So, da ich nun Mal wieder Zeit gefunden habe, werde ich euch natürlich weiterhin auf dem Laufenden halten.
Wie bereits erwähnt :D kam ja, die für mich erst mal anscheinende Horrornachricht, dass ich nach Ohio umziehen soll. Jedoch hielt der Zustand des Schocks nicht lange an, denn ich erfuhr, dass der Sohn der Familie das letzte Jahr als PPP'ler (Kongress-Bundestag Stipendium) in Deutschland war. Das war der Punkt für mich aufzuatmen und sich zu freuen, denn ich bin ja nun mal PPP'ler für die Staaten und somit freute ich mich schon wieder deutsch zu sprechen und auch die Erfahrungen auszutauschen zu können, denn diese Möglichkeit wird einem nicht oft geboten. Die letzten zwei Tage verbrachte ich damit meine Sachen komplett wieder einzupacken und mir eine schöne Zeit in meiner alten Schule zu machen.
Samstag, 30. August
Nun hieß es sich zu verabschieden- Meine Gastmutter brachte mich bis zur Grenze in Kentucky um dort meine neue Familie, die Rhoads, zu treffen. Es war super interessant mit meinem neuen Gastbruder auf deutsch zu sprechen und ich ahnte dort schon, dass wir uns ziemlich gut verstehen werden.
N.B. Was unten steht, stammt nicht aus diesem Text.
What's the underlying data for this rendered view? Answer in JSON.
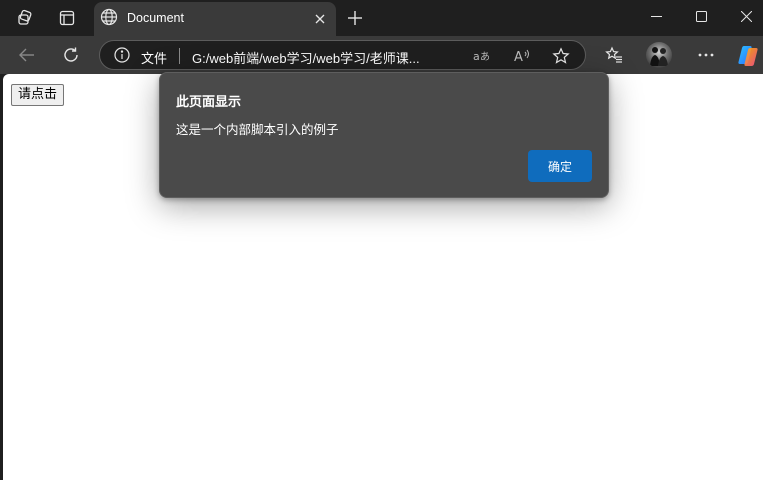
{
  "browser": {
    "tab": {
      "title": "Document"
    },
    "address_bar": {
      "security_label": "文件",
      "url": "G:/web前端/web学习/web学习/老师课..."
    },
    "toolbar_icons": [
      "back-icon",
      "refresh-icon",
      "info-icon",
      "read-aloud-icon",
      "text-size-icon",
      "favorite-star-icon",
      "favorites-list-icon",
      "profile-avatar",
      "more-icon",
      "copilot-icon"
    ]
  },
  "page": {
    "button_label": "请点击"
  },
  "dialog": {
    "title": "此页面显示",
    "message": "这是一个内部脚本引入的例子",
    "ok_label": "确定"
  },
  "colors": {
    "accent": "#0f6cbd",
    "dialog_bg": "#4a4a4a",
    "chrome_bg": "#1f1f1f",
    "toolbar_bg": "#3a3a3a"
  }
}
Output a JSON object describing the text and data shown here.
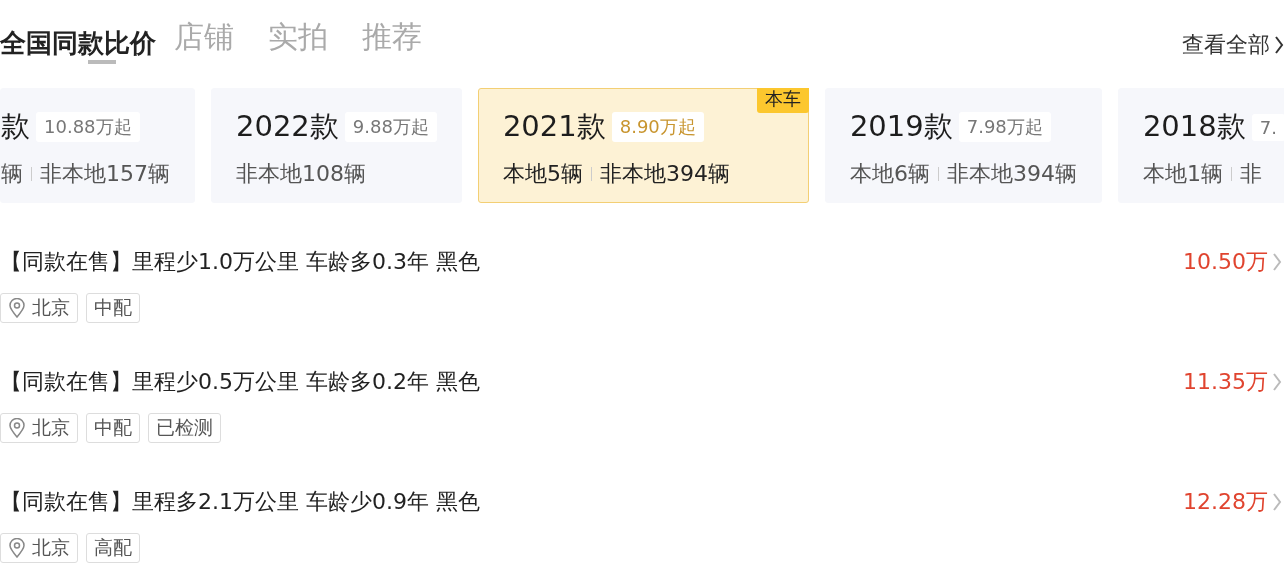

Mein Gasteltern sind wirklich spitze und auch der ganze Rest der Familie ist wirklich etwas besonderes. Das Wochenende bevor die Schule began verbrachte ich mit Hände schütteln, sich vorstellen und Gastgeschenke verteilen, denn die hatte ich ausreichend aus Deutschland mitgenommen, wie z.B. Lübecker Marzipan, Magazine, Bilder und Ostsee-Kitsch.
Nun war es wieder soweit, wieder "The new kid" und wieder eine noch größere Schule. Die CHS-Centerville High School hat 3000 Schüler und allein im Senior Jahrgang sind 800 Schüler. Die erste Woche verlief ich mich glaub ich 20-mal, denn diese Schule wurde in den Sechziger Jahren eigentlich als eine Schule ohne Wände konzipiert. Nun ja, man merkte schnell, dass das nicht ganz so funktioniert und baute sehr provisorisch Wände ein: Folge: Deutsche Austauschschüler finden sich dann in Korridoren wieder die ins Nichts führen!!!! Nun bin ich schon geschlagene 4 Wochen in Centerville Ohio. Meine neue Stadt hat ungefähr 30'000 Einwohner jedoch ist dieser Bereich in Ohio eher ein Stadtband, eine sogenannte Streifenstadt (die Leute, die Geo machen wissen das bestimmt:D), welche sich von Cincinnati (Grenze zu Kentucky) bis nach Dayton entlang zieht und mit der Interstate I-75 verbunden wird, welche sich bis in den Norden an die Grenze zu Kanada langzieht.
Jaa und ich kann nur sagen ich bin immer noch beeindruckt von den Staaten. Vor zwei Wochen war ich mit meinem Gastvater- und bruder in Detroit, MI auf "Kurztrip". Dort besuchten wir unteranderem das Henry Ford Museeum mit historischen Autos wie der Linocoln Limosine in der JFK ermordet wurde. Amazing! Außerdem bin ich ein Eintagsflüchtling gewesen, denn wir waren auch für einen Tag drüben in Kanada.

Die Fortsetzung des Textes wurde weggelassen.